Kea Tawana, with her cat, during the time she was building her ark.



But Kea Tawana was born, according to her own accounts, around 1935 in Japan to Japanese mother and an American father who had been working there as an engineer.  According to Tawana, her mother and sister were killed in a bombing raid late in World War II.  After the war ended, she, her father and her brother were brought to "a camp with barbed wire around it" near San Diego, CA.  


She says her father was killed when camp guards fired into a crowd to break up a disturbance.  She and her brother were placed in an orphanage, from which they taken in by a foster mother in Flagstaff, Arizona.  She was bullied in school for being half-Japanese, she says, though I wouldn't be surprised if her masculine appearance had something to do with her difficulties.  Plus, if even half of what she says is true, she and her brother must have been suffering terribly with Post-Traumatic Stress Disorder.  That probably would have made things very difficult for the foster mother, who sent them back to the orphanage from which she ran away when she was twelve.  She never saw her brother again.  


She carried clothes in a burlap bag, ate from farmers' fields and hopped trains across the Southwest and South, and by 1953 found her way to Newark where, she said, she "heard there were a lot of jobs".






Over the years, she taught herself everything from woodworking and electrical systems to how to make stained glass windows and use a gun.  She gained a reputation as a reliable and meticulous, if eccentric, craftsperson.  A few questioned her gender identity, but more often than not, she was taken for a man.

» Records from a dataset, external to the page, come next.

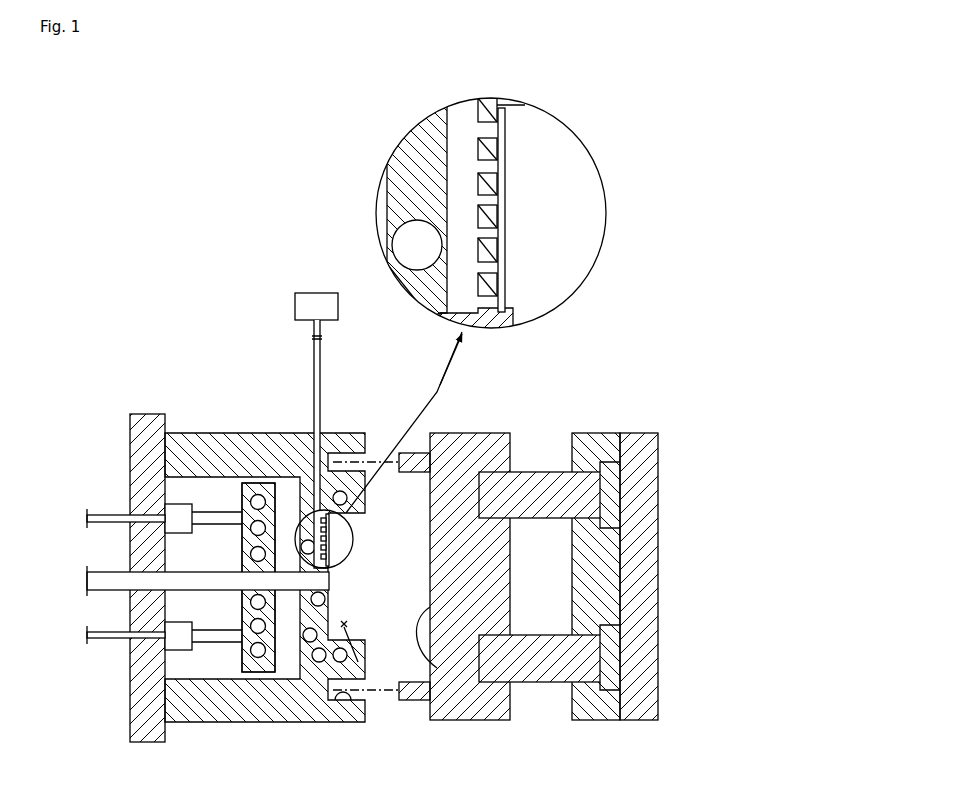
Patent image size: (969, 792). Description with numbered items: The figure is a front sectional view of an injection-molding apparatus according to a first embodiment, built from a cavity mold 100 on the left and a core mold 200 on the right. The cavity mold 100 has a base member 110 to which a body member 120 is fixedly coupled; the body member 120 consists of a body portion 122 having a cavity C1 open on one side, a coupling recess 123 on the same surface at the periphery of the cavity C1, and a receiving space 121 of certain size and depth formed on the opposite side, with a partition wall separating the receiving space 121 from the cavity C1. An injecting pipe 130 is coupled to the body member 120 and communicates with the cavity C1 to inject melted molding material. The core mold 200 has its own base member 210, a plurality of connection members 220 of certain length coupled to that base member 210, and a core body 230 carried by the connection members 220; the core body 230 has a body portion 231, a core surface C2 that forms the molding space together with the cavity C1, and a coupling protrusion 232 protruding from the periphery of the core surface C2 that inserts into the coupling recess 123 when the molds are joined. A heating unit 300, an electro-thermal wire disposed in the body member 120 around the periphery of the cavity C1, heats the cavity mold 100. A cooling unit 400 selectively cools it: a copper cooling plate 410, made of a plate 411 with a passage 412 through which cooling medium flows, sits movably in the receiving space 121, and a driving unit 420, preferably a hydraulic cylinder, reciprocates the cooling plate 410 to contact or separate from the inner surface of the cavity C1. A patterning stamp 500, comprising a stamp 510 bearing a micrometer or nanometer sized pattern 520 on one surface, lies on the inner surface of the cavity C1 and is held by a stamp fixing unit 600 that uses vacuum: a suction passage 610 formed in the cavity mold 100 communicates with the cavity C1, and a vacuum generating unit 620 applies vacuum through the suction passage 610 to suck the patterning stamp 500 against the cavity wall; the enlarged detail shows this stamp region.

The cavity mold 100 is at (68, 387).
The base member 110 is at (126, 696).
The body member 120 is at (253, 729).
The receiving space 121 is at (187, 667).
The body portion 122 is at (228, 707).
The coupling recess 123 is at (338, 699).
The injecting pipe 130 is at (112, 572).
The core mold 200 is at (600, 387).
The base member 210 is at (614, 727).
The connection members 220 is at (545, 695).
The core body 230 is at (489, 430).
The body portion 231 is at (487, 721).
The coupling protrusion 232 is at (415, 693).
The heating unit 300 is at (318, 662).
The cooling unit 400 is at (172, 367).
The cooling plate 410 is at (236, 486).
The plate 411 is at (259, 495).
The passage 412 is at (270, 508).
The driving unit 420 is at (210, 502).
The patterning stamp 500 is at (333, 539).
The stamp 510 is at (505, 158).
The pattern 520 is at (505, 210).
The stamp fixing unit 600 is at (378, 338).
The suction passage 610 is at (306, 455).
The vacuum generating unit 620 is at (328, 316).
The cavity C1 is at (358, 682).
The core surface C2 is at (437, 668).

After The Ark was razed, I never heard about Tawana again.  I thought about The Ark for the first time in years after passing through Newark on a bike ride in November.  After that, I began to look for more information about Kea's Ark, as she dubbed her creation, and Kea herself.  I found a few articles about the boat, but nothing about Kea's life after she demolished it.  I hope she's still alive and doing well:  I admire her as much for living in her own gender identity (She said she didn't mind when people identified her as a man) as her attempt to create a new ark in Newark.